At six-tenths of a mile above the surface and 125 miles an hour, Phoenix is to separate from its parachute and the back shell that holds it and begin the sequential firing of 12 rocket thrusters that slow it to landing at 5 1/2 miles an hour 40 seconds later. [NYT]

Even through the landing phase, mission control sat on edge for at least fifteen minutes as it takes at least this amount of time for the data to travel from Mars Phoenix to them at Mission Control. So it could have been a complete failure without them yet being aware of it. However, as we now are all aware, the mission has so far been a success, especially after the suspense of what could have been an eventful landing subsided with no fanfare.

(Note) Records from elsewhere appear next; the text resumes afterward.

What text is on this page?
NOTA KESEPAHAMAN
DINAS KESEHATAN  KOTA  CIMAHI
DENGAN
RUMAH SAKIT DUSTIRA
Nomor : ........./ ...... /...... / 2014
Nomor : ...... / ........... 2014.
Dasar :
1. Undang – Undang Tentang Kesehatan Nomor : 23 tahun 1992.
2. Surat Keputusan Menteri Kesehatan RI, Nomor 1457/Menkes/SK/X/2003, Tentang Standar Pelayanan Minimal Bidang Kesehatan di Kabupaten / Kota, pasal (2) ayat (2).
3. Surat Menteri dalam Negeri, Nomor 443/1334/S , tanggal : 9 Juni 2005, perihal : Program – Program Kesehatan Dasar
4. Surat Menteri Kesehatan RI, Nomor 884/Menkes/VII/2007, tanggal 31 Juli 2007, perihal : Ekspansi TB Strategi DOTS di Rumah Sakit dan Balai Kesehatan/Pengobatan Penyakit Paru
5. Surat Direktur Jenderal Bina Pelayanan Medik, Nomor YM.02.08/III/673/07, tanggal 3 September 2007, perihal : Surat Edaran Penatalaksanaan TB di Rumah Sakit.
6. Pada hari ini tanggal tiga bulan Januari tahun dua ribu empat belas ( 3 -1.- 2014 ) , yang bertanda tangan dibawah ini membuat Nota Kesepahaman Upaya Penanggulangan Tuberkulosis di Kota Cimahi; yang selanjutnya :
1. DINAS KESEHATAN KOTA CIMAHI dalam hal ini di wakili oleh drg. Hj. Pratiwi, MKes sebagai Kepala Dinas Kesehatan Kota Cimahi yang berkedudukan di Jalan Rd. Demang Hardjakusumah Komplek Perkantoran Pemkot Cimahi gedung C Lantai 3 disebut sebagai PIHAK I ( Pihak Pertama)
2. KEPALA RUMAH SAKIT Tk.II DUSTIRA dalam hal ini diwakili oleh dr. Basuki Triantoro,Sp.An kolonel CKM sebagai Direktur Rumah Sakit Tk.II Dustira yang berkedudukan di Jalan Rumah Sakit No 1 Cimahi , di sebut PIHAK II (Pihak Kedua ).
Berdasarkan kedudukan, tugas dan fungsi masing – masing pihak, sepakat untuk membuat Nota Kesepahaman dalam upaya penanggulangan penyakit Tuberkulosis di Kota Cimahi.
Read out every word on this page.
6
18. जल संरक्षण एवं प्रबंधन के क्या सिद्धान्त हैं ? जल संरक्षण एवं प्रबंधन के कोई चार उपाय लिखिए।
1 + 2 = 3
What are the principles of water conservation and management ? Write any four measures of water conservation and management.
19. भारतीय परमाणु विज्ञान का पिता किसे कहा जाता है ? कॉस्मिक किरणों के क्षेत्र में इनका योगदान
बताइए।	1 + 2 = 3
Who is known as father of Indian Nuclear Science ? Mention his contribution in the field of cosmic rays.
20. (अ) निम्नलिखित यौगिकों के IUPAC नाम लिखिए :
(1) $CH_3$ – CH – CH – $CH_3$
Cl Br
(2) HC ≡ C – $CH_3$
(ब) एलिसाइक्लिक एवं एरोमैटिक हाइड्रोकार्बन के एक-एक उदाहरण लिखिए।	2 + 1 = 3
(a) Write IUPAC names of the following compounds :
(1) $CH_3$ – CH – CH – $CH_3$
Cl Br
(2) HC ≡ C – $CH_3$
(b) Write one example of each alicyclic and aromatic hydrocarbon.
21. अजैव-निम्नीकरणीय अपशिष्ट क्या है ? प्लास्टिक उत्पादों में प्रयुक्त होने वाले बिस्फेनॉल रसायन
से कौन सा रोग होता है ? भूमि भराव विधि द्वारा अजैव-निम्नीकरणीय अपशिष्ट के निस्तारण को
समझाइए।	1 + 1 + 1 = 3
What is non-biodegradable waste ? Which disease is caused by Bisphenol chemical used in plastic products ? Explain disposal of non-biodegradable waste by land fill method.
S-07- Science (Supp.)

I can't imagine having that much work being put into something, having it travel 422 million miles for over nine months, and then have it pretty much fart when it lands with an extended middle antenna pointing towards the camera as it clicks a final-picture of itself, flipping a bird to mission control, just when what appears to be Big Foot approaching while the feed dies from the monitor and the connection is lost. "NO!"

But as we know, this hasn't yet been the case and everything appears to be going smoothly as made evident by Mars Phoenix's Twitter account. Upon receiving news of the landing, NASA was undoubtedly celebrating like only they know how--at the Ames Exploration Center with robotic demonstrations, Phoenix animations and presentations about the mission from Ames' scientists. Those animals.

Although this is a mission that was ultimately put together to examine the planet for favorable conditions that may have once supported life, we should be prepared for the X-Files types to start spreading their conspiracy theories of governmental cover-ups of covert missions as in years past, as so eloquently pointed out in this blog by Livescience: Life on Mars? Yeah Right.